Aim 1 determines the role of Shh signaling in normal separation of trachea from esophagus, the morphogenic process by which this occurs, and how the disruption of Shh signaling results in TEF.
Aim 2 in turn addresses the separation of larynx from esophagus, with special attention to the role of neural crest-derived laryngeal cartilages in this process.
Aim 3 elucidates the role of Shh in the different patterns of stratification and differentiation within the endoderm.

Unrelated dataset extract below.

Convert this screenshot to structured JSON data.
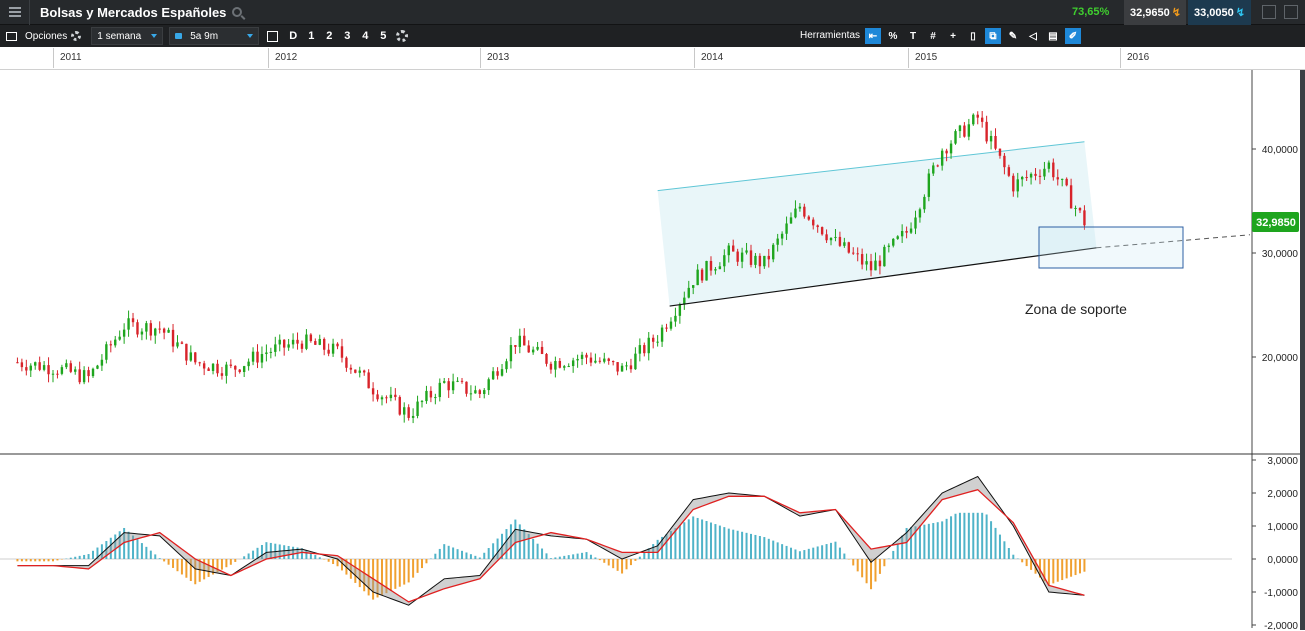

In Aim 4, we determine the spatiotemporal functions of Shh signaling in differentiation of specialized foregut mesoderm, including the tracheal cartilage rings, trachealis smooth muscle, and esophageal smooth muscle. Altogether, these studies will provide important insight into the roles of Shh signaling in normal development and congenital defects of the trachea, esophagus, and larynx.
Proper development of embryonic foregut derivatives is essential for mammalian survival at birth. The rostral endodermal foregut tube divides into ventral respiratory (larynx and trachea) and dorsal alimentary (esophagus and stomach) components. These must then develop into functional organs. Little is known about the underlying mechanisms, despite their pragmatic importance. This proposal is for a research project to dissect the roles of the Sonic hedgehog intercellular signaling pathway in mouse foregut development. We elucidate critical roles in the initial compartmentalization of the common foregut tube, and in the organ-specific differentiation of endoderm and mesoderm. Our results are of direct relevance to the mechanisms of human foregut birth defects and potentially to the pathogenesis of esophageal cancer.